De retour à la maison, exténué, avant de m’allonger sur le canapé, je me suis mis la voix la plus caressante de la pop music, Gerry Rafferty qui tira sa révérence en janvier 2011 suite à une grosse déficience hépatique, cause de décès assez banale chez ceux qui ne parviennent plus à regarder le monde droit dans les yeux.
Avec Ana, la première question qu’on se posait le matin, c’était si on avait bien, ou plutôt pas trop mal dormi, parce qu’à passé 60 ans, dormir bien, c’est de l’histoire ancienne. À passé 60 ans il y a trop chaud, trop de bruit, pas assez d’air, trop de soucis, mal ici ou là… À passé 60 ans, il n’y a que mort qu’on dort super bien. Et à passé 60 ans, on donnerait tout pour une vraie bonne nuit de sommeil. Tout !
Pendant que G. Rafferty tournait sur la vieille Thorens, apaisé et tellement proche de lui, j’ai eu envie — c’était si tentant et tellement simple — de me rapprocher davantage encore. « Le rejoindre ou pas ? »
« Tondre ou pas ? » À une certaine époque, quand il faisait beau, je prenais ma première cigarette et ma seconde tasse de café sur la terrasse face au jardin. Juste avant j’avais déjeuné dans la cuisine deux tartines à la confiture trempées dans le café. C’était comme ça depuis que j’étais tout petit, deux tartines à la confiture trempées dans le café. Pourquoi changer ? Pourquoi même se poser la question ?
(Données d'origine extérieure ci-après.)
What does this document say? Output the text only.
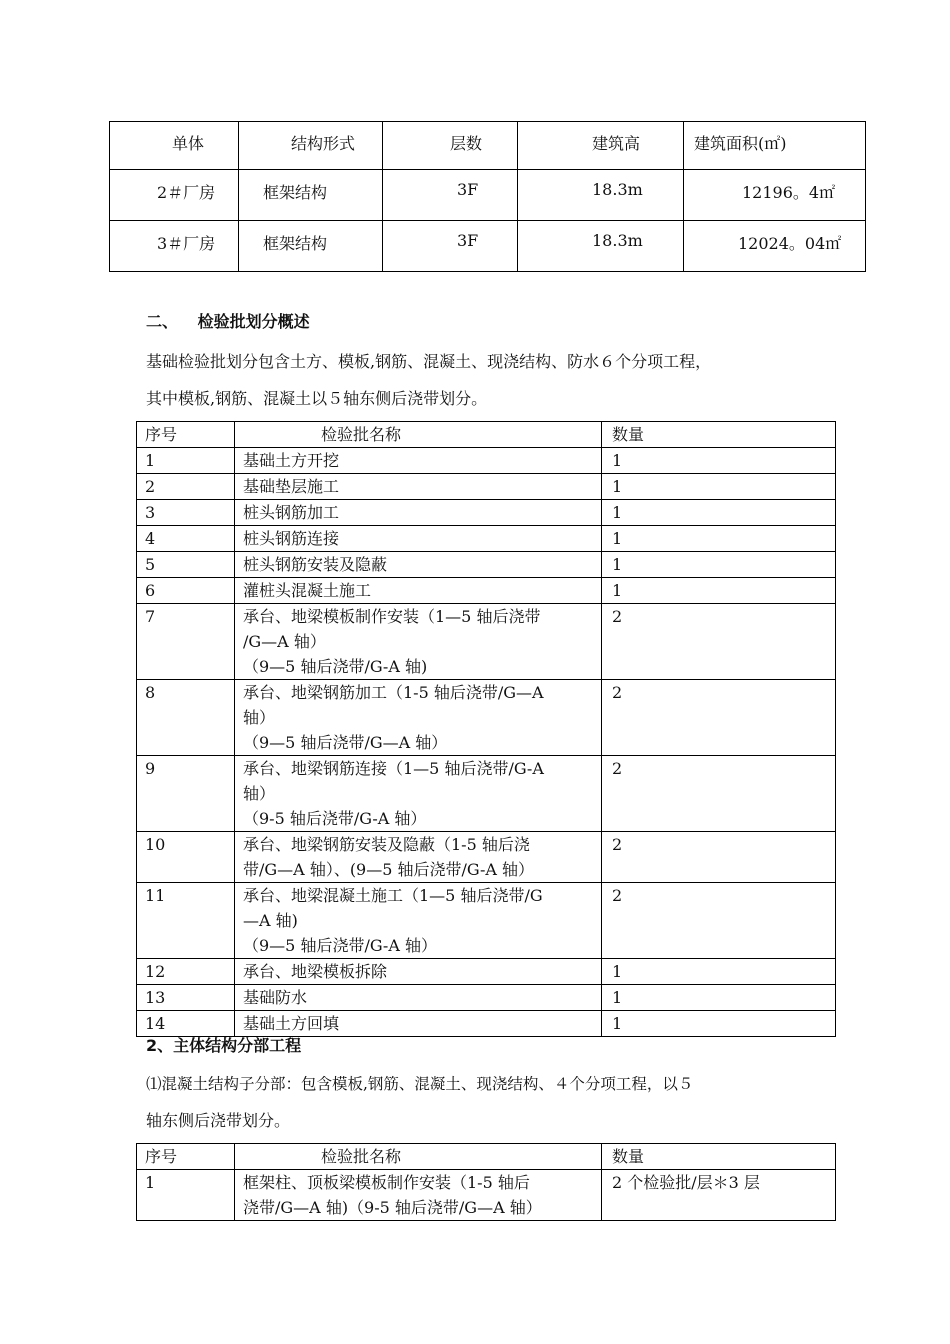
单体	结构形式	层数	建筑高	建筑面积(㎡)
2＃厂房	框架结构	3F	18.3m	12196。4㎡
3＃厂房	框架结构	3F	18.3m	12024。04㎡
二、 检验批划分概述
基础检验批划分包含土方、模板,钢筋、混凝土、现浇结构、防水６个分项工程，
其中模板,钢筋、混凝土以５轴东侧后浇带划分。
序号	检验批名称	数量
1	基础土方开挖	1
2	基础垫层施工	1
3	桩头钢筋加工	1
4	桩头钢筋连接	1
5	桩头钢筋安装及隐蔽	1
6	灌桩头混凝土施工	1
7	承台、地梁模板制作安装（1—5 轴后浇带
/G—A 轴）
（9—5 轴后浇带/G-A 轴)	2
8	承台、地梁钢筋加工（1-5 轴后浇带/G—A
轴）
（9—5 轴后浇带/G—A 轴）	2
9	承台、地梁钢筋连接（1—5 轴后浇带/G-A
轴）
（9-5 轴后浇带/G-A 轴）	2
10	承台、地梁钢筋安装及隐蔽（1-5 轴后浇
带/G—A 轴）、(9—5 轴后浇带/G-A 轴）	2
11	承台、地梁混凝土施工（1—5 轴后浇带/G
—A 轴)
（9—5 轴后浇带/G-A 轴）	2
12	承台、地梁模板拆除	1
13	基础防水	1
14	基础土方回填	1
2、主体结构分部工程
⑴混凝土结构子分部：包含模板,钢筋、混凝土、现浇结构、４个分项工程，以５
轴东侧后浇带划分。
序号	检验批名称	数量
1	框架柱、顶板梁模板制作安装（1-5 轴后
浇带/G—A 轴)（9-5 轴后浇带/G—A 轴）	2 个检验批/层＊3 层
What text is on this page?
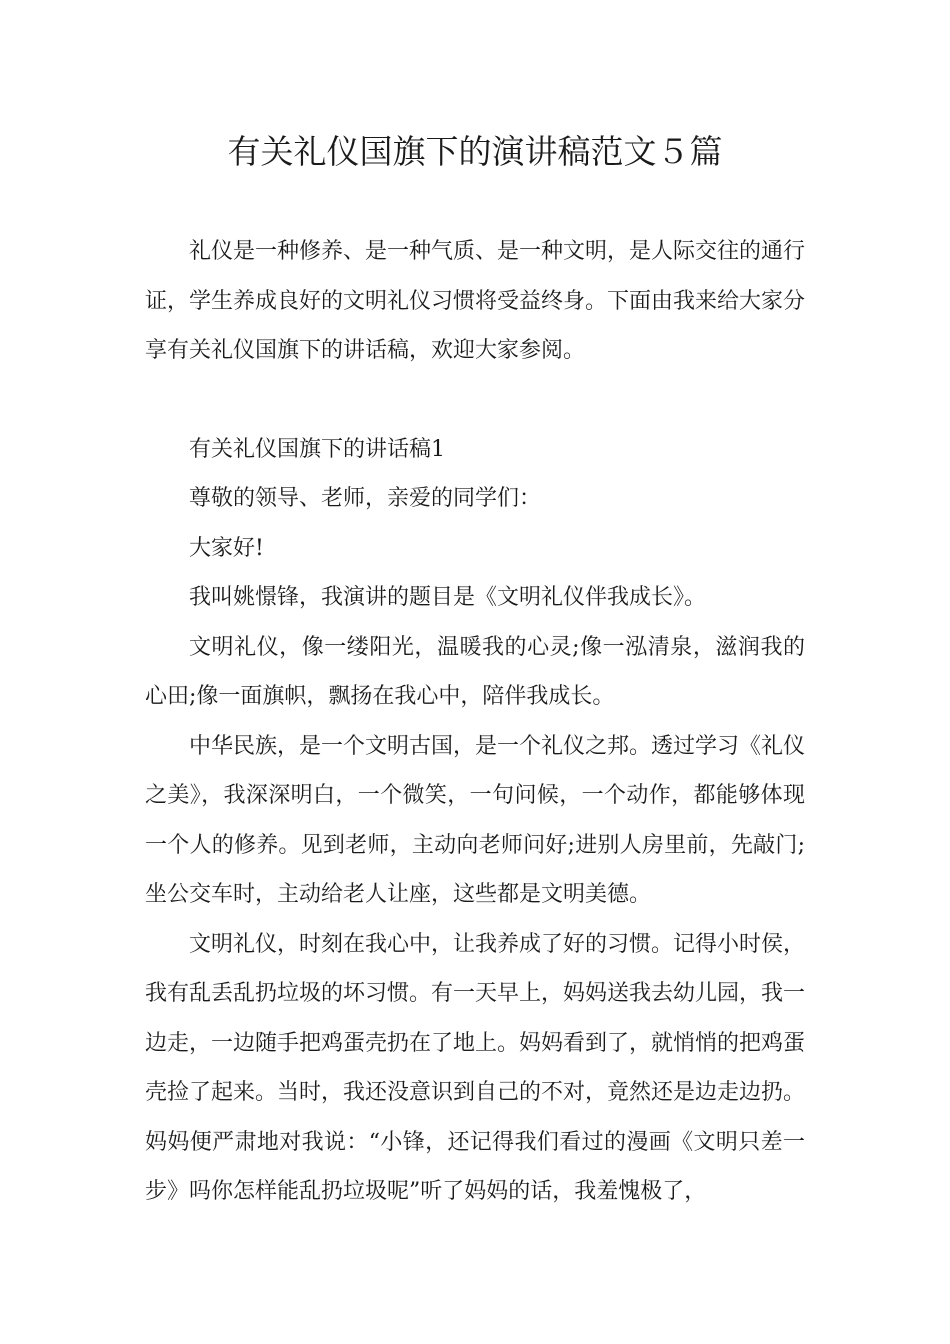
有关礼仪国旗下的演讲稿范文５篇

礼仪是一种修养、是一种气质、是一种文明，是人际交往的通行证，学生养成良好的文明礼仪习惯将受益终身。下面由我来给大家分享有关礼仪国旗下的讲话稿，欢迎大家参阅。

有关礼仪国旗下的讲话稿1

尊敬的领导、老师，亲爱的同学们：

大家好!

我叫姚憬锋，我演讲的题目是《文明礼仪伴我成长》。

文明礼仪，像一缕阳光，温暖我的心灵;像一泓清泉，滋润我的心田;像一面旗帜，飘扬在我心中，陪伴我成长。

中华民族，是一个文明古国，是一个礼仪之邦。透过学习《礼仪之美》，我深深明白，一个微笑，一句问候，一个动作，都能够体现一个人的修养。见到老师，主动向老师问好;进别人房里前，先敲门;坐公交车时，主动给老人让座，这些都是文明美德。

文明礼仪，时刻在我心中，让我养成了好的习惯。记得小时侯，我有乱丢乱扔垃圾的坏习惯。有一天早上，妈妈送我去幼儿园，我一边走，一边随手把鸡蛋壳扔在了地上。妈妈看到了，就悄悄的把鸡蛋壳捡了起来。当时，我还没意识到自己的不对，竟然还是边走边扔。妈妈便严肃地对我说：“小锋，还记得我们看过的漫画《文明只差一步》吗你怎样能乱扔垃圾呢”听了妈妈的话，我羞愧极了，
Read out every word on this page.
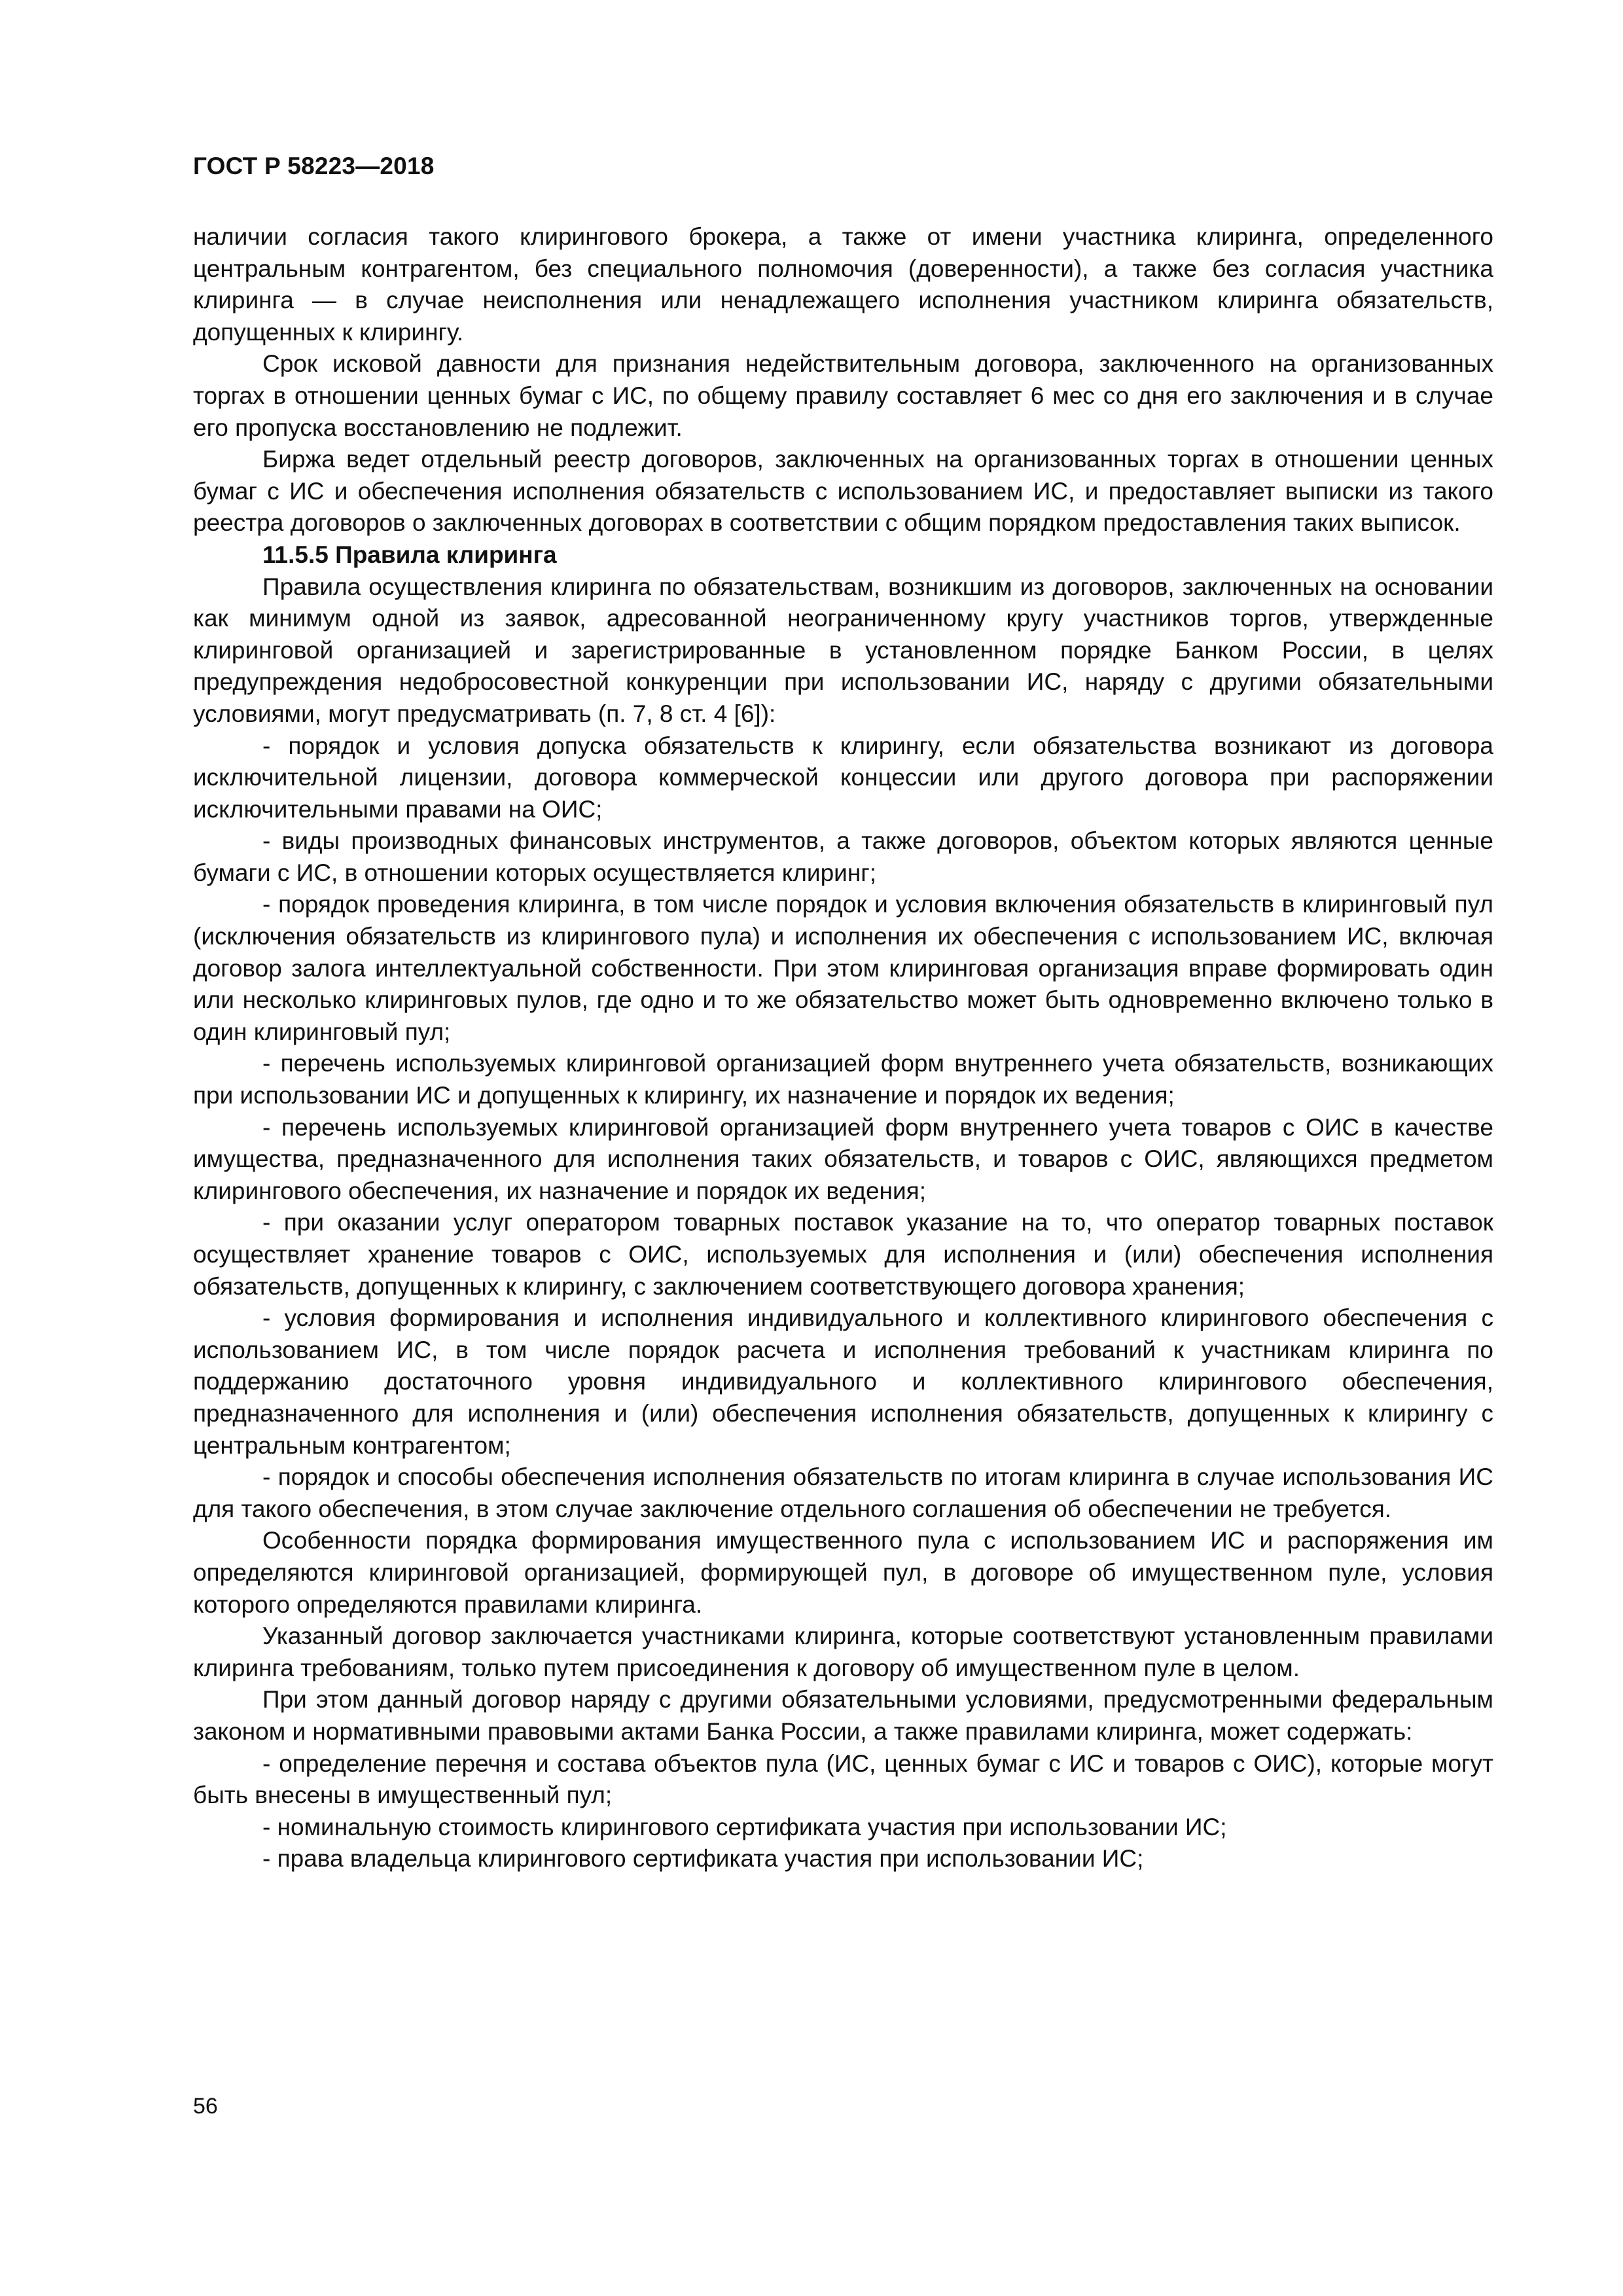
ГОСТ Р 58223—2018

наличии согласия такого клирингового брокера, а также от имени участника клиринга, определенного центральным контрагентом, без специального полномочия (доверенности), а также без согласия участника клиринга — в случае неисполнения или ненадлежащего исполнения участником клиринга обязательств, допущенных к клирингу.

Срок исковой давности для признания недействительным договора, заключенного на организованных торгах в отношении ценных бумаг с ИС, по общему правилу составляет 6 мес со дня его заключения и в случае его пропуска восстановлению не подлежит.

Биржа ведет отдельный реестр договоров, заключенных на организованных торгах в отношении ценных бумаг с ИС и обеспечения исполнения обязательств с использованием ИС, и предоставляет выписки из такого реестра договоров о заключенных договорах в соответствии с общим порядком предоставления таких выписок.

11.5.5 Правила клиринга

Правила осуществления клиринга по обязательствам, возникшим из договоров, заключенных на основании как минимум одной из заявок, адресованной неограниченному кругу участников торгов, утвержденные клиринговой организацией и зарегистрированные в установленном порядке Банком России, в целях предупреждения недобросовестной конкуренции при использовании ИС, наряду с другими обязательными условиями, могут предусматривать (п. 7, 8 ст. 4 [6]):

- порядок и условия допуска обязательств к клирингу, если обязательства возникают из договора исключительной лицензии, договора коммерческой концессии или другого договора при распоряжении исключительными правами на ОИС;

- виды производных финансовых инструментов, а также договоров, объектом которых являются ценные бумаги с ИС, в отношении которых осуществляется клиринг;

- порядок проведения клиринга, в том числе порядок и условия включения обязательств в клиринговый пул (исключения обязательств из клирингового пула) и исполнения их обеспечения с использованием ИС, включая договор залога интеллектуальной собственности. При этом клиринговая организация вправе формировать один или несколько клиринговых пулов, где одно и то же обязательство может быть одновременно включено только в один клиринговый пул;

- перечень используемых клиринговой организацией форм внутреннего учета обязательств, возникающих при использовании ИС и допущенных к клирингу, их назначение и порядок их ведения;

- перечень используемых клиринговой организацией форм внутреннего учета товаров с ОИС в качестве имущества, предназначенного для исполнения таких обязательств, и товаров с ОИС, являющихся предметом клирингового обеспечения, их назначение и порядок их ведения;

- при оказании услуг оператором товарных поставок указание на то, что оператор товарных поставок осуществляет хранение товаров с ОИС, используемых для исполнения и (или) обеспечения исполнения обязательств, допущенных к клирингу, с заключением соответствующего договора хранения;

- условия формирования и исполнения индивидуального и коллективного клирингового обеспечения с использованием ИС, в том числе порядок расчета и исполнения требований к участникам клиринга по поддержанию достаточного уровня индивидуального и коллективного клирингового обеспечения, предназначенного для исполнения и (или) обеспечения исполнения обязательств, допущенных к клирингу с центральным контрагентом;

- порядок и способы обеспечения исполнения обязательств по итогам клиринга в случае использования ИС для такого обеспечения, в этом случае заключение отдельного соглашения об обеспечении не требуется.

Особенности порядка формирования имущественного пула с использованием ИС и распоряжения им определяются клиринговой организацией, формирующей пул, в договоре об имущественном пуле, условия которого определяются правилами клиринга.

Указанный договор заключается участниками клиринга, которые соответствуют установленным правилами клиринга требованиям, только путем присоединения к договору об имущественном пуле в целом.

При этом данный договор наряду с другими обязательными условиями, предусмотренными федеральным законом и нормативными правовыми актами Банка России, а также правилами клиринга, может содержать:

- определение перечня и состава объектов пула (ИС, ценных бумаг с ИС и товаров с ОИС), которые могут быть внесены в имущественный пул;

- номинальную стоимость клирингового сертификата участия при использовании ИС;

- права владельца клирингового сертификата участия при использовании ИС;

56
Ana, elle, avait besoin de varier. Elle détestait hésiter, mais c’était plus fort qu’elle, il fallait qu’elle tâtonne pour que les œufs brouillés, le pain grillé et son café, finalement élus après d’infinis louvoiements, soient susceptibles d’à peu près la satisfaire. C’était pire encore pour ses habits qu’elle voulait accorder chaque jour avec ses activités, son humeur, la saison et la météo. Bien sûr, ça la mettait en retard, bien sûr, ça l’énervait, mais il fallait qu’elle essayât au moins trois ou quatre tenues différentes avant de pouvoir se résigner à un « Bon ben tant pis ça ira comme ça ».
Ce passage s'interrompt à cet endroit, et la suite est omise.